Sejarah

Yayasan Baitul Mal Ummat Islam Bank Negara Indonesia disingkat BAMUIS BNI didirikan dengan Akte No. 10 Notaris R. Soerojo Wonghsowidjojo, tanggal 5 oktober 1967 di Jakarta, yang mendapat dorongan dan dukungan dari Bapak Sutanto,MA, Direktur Utama Bank Negara Indonesia pada waktu itu. Maksud dan tujuan pendiriannya adalah menghimpun dana dari masyarakat dan mengusahakan dana ini menurut cara-cara yang syah dan diridhai Allah SWT serta hasil usaha ini akan disalurkan untuk keagungan Kalimatullah.

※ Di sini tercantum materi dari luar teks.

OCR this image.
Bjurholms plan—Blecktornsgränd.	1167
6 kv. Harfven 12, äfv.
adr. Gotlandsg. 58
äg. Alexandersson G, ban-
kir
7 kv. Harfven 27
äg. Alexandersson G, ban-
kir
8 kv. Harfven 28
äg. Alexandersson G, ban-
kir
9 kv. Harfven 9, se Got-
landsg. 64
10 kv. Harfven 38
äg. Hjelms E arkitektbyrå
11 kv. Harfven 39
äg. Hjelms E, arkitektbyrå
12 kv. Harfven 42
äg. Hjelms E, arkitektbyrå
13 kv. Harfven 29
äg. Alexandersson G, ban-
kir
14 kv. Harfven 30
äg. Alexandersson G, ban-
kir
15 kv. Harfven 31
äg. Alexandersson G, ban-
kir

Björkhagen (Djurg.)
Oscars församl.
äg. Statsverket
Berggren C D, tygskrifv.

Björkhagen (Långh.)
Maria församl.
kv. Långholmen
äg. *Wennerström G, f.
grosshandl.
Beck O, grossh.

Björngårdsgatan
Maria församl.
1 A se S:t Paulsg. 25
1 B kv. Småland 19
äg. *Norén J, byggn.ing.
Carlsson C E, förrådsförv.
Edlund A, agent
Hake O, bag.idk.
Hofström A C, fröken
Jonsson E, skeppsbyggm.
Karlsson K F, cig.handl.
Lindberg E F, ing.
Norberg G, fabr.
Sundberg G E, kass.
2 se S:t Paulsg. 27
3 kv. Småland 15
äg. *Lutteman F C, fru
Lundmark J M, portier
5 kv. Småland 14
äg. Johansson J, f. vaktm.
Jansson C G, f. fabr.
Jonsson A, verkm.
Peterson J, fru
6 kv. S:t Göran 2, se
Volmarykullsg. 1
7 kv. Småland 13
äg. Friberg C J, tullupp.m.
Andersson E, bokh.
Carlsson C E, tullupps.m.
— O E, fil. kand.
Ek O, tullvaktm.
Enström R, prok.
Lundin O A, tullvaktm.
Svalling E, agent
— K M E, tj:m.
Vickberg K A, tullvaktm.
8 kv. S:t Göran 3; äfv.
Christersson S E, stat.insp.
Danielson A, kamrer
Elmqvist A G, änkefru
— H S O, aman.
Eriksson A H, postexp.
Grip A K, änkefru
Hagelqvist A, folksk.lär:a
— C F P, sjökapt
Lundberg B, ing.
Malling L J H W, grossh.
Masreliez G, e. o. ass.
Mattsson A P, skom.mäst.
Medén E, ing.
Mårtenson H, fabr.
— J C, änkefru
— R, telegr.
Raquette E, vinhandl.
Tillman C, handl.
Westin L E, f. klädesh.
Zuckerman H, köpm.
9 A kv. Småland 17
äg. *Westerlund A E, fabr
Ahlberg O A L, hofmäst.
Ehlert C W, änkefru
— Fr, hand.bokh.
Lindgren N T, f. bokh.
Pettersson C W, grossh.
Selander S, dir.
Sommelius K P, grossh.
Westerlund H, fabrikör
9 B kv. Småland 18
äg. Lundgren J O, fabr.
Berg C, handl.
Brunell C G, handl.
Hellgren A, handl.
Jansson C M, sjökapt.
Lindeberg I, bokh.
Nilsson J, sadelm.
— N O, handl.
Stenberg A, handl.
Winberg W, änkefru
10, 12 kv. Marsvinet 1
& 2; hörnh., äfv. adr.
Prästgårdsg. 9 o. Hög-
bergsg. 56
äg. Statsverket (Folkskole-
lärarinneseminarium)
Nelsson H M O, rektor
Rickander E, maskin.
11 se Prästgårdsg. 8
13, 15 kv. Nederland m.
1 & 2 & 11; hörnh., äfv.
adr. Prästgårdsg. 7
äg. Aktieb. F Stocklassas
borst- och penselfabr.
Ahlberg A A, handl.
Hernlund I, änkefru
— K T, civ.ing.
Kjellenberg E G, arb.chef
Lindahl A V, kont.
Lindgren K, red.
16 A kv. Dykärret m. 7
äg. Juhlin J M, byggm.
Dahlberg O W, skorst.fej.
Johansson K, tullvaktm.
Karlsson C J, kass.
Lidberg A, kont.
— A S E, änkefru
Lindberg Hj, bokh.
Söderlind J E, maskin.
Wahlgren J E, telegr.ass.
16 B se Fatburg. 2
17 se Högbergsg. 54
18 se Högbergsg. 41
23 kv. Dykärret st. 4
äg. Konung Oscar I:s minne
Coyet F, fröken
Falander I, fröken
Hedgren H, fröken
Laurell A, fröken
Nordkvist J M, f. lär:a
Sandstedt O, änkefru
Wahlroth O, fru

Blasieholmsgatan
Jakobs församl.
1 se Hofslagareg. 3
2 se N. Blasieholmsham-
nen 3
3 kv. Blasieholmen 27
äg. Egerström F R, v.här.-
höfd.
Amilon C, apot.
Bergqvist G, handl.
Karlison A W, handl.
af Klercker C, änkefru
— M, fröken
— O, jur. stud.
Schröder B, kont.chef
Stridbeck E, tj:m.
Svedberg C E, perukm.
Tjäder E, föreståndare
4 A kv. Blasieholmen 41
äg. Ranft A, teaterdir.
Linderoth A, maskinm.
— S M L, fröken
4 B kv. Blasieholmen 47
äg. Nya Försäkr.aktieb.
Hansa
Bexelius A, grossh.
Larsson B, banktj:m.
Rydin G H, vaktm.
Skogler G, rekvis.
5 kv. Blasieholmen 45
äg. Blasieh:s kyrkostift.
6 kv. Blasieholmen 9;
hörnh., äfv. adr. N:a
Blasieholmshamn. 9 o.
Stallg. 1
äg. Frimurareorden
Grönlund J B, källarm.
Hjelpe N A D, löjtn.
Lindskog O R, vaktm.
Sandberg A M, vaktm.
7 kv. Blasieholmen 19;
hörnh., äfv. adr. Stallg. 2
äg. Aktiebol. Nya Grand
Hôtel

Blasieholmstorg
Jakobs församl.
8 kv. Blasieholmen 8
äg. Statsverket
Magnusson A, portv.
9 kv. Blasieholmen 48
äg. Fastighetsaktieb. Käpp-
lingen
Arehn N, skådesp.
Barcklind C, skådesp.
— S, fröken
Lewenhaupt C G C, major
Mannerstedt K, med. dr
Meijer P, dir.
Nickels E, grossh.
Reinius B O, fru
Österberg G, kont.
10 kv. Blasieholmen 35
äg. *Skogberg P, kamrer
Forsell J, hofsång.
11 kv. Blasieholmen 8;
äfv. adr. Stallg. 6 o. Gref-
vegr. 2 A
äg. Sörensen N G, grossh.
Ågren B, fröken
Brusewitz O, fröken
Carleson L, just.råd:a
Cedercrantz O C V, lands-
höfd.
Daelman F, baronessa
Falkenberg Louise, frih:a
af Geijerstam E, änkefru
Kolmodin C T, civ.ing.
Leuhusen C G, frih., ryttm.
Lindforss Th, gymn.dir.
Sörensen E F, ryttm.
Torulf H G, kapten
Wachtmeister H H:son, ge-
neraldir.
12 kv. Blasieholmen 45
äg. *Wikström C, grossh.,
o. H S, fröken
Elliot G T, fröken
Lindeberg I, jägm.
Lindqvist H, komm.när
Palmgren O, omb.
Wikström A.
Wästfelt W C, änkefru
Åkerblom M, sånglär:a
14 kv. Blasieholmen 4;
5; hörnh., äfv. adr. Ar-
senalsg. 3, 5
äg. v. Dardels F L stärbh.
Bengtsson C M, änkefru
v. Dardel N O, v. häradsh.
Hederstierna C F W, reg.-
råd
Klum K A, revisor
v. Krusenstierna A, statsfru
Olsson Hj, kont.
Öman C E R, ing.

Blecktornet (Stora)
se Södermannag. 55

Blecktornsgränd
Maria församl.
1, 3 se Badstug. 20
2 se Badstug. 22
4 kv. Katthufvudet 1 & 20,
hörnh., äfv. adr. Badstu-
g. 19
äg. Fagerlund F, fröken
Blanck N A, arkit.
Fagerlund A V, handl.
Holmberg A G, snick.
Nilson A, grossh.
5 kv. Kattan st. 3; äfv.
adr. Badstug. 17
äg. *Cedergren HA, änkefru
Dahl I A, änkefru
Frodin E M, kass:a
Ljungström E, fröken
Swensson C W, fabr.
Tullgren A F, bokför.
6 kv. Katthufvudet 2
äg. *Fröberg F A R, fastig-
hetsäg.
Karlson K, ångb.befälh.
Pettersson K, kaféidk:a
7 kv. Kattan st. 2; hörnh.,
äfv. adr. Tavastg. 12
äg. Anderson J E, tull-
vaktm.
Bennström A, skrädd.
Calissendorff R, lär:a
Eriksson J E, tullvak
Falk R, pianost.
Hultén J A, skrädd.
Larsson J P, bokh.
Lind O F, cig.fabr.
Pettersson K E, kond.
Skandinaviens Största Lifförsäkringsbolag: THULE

Pada bulan Oktober 1992 Pengurus Badan Pembina Kerohanian Islam Serikat Pekerja Bank Negara Indonesia disingkat BAPEKIS SP BNI. Bidang Zakat dan Infak / Sedekah yang diketuai oleh Bapak H. Winarto Sumarto, SH (Direktur Utama BNI pada waktu itu), menetapkan pegawai BNI yang beragama Islam yang pendapatan atau gajinya telah memenuhi syariat kewajiban Zakat (nisab) dilakukan pemotongan Zakat sebesar 2,5 % dari gaji masing-masing setiap bulan.

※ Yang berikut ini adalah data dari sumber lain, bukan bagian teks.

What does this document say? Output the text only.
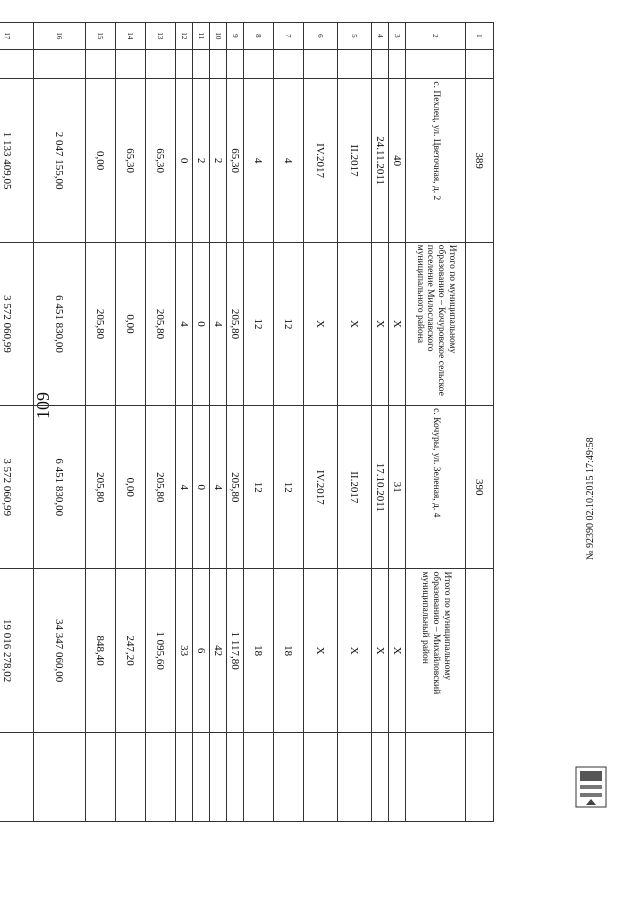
109
1		389		390		
2		с. Пехлец, ул. Цветочная, д. 2	Итого по муниципальному образованию – Кочуровское сельское поселение Милославского муниципального района	с. Кочуры, ул. Зеленая, д. 4	Итого по муниципальному образованию – Михайловский муниципальный район	
3		40	X	31	X	
4		24.11.2011	X	17.10.2011	X	
5		II.2017	X	II.2017	X	
6		IV.2017	X	IV.2017	X	
7		4	12	12	18	
8		4	12	12	18	
9		65,30	205,80	205,80	1 117,80	
10		2	4	4	42	
11		2	0	0	6	
12		0	4	4	33	
13		65,30	205,80	205,80	1 095,60	
14		65,30	0,00	0,00	247,20	
15		0,00	205,80	205,80	848,40	
16		2 047 155,00	6 451 830,00	6 451 830,00	34 347 060,00	
17		1 133 409,05	3 572 060,99	3 572 060,99	19 016 278,02	

№ 92390 02.10.2015 17:49:58
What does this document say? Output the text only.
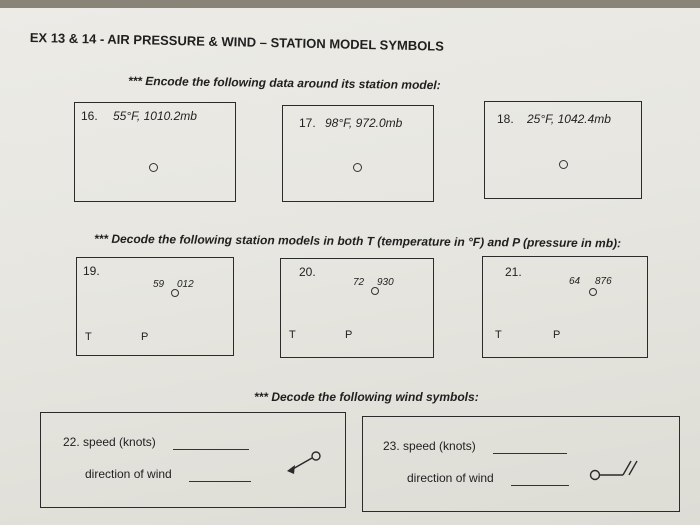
EX 13 & 14 - AIR PRESSURE & WIND – STATION MODEL SYMBOLS
*** Encode the following data around its station model:
16. 55°F, 1010.2mb	17. 98°F, 972.0mb	18. 25°F, 1042.4mb
*** Decode the following station models in both T (temperature in °F) and P (pressure in mb):
19.
59 012
T	P
20.
72 930
T	P
21.
64 876
T	P
*** Decode the following wind symbols:
22. speed (knots)
direction of wind
23. speed (knots)
direction of wind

Dengan keputusan Menteri Agama Republik Indonesia No. 330 tanggal 20 Juni 2002, BAMUIS BNI dikukuhkan sebagai Lembaga Amil Zakat tingkat Nasional. Untuk menyesuaikan dengan Undang-undang No. 38 tahun 1999 tentang Pengelolaam Zakat dan Undang-undang No. 16 tahun 2001 tentang Yayasan, makan dengan Akte No. 23 tanggal 26 November 2002 Notaris Koesbiono Sarmanhadi, SH,MH, Anggaran Dasar BAMUIS BNI disempurnakan lagi. Penyempurnaan terakhir dilakukan melalui Akte No. 1 tanggal 23 Mei 2005 Notaris Wanda Taurusita Amidjaya, SH, yang menetapkan nama Yayasan Baitul Mal Ummat Islam Bank Negara Indonesia disingkat BAMUIS BNI dengan maksud dan tujuan dibidang keagamaan dengan menjalankan kegiatan sebagai berikut:

  1. Mengumpulkan Zakat, Infak, Sadaqah, Wakaf, Hibah, Wasiat, Waris dan Kafarat dari pimpinan dan pegawai Perseroan Terbatas Bank Negara Indonesia (Persero) Tbk, pimpinan dan pegawai lembaga-lembaga lain kelompok Dewan Swadharma, pimpinan dan pegawai perusahaan-perusahaan anak PT. Bank Negara Indonesia (Persero) Tbk dan lembaga-lembaga lain kelompok Dewan Swadharma serta para nasabah,mitra kerja Perseroan Terbatas PT. Bank Negara Indonesia (Persero) Tbk, dan masyarakat umum lainnya.
  2. Menyalurkan dan mendayagunakan Zakat Infak/Sadaqah, Wakaf,Hibah, Wasiat, Waris dan Kafarat tersebut kepada yang berhak sesuai dengan hukum Islam dan hukum yang berlaku di Republik Indonesia secara terencana, sistematis, menyebar ke seluruh wilayah kerja PT. Bank Negara Indonesia (Persero) Tbk serta sesuai dengan strategi dan prioritasnya.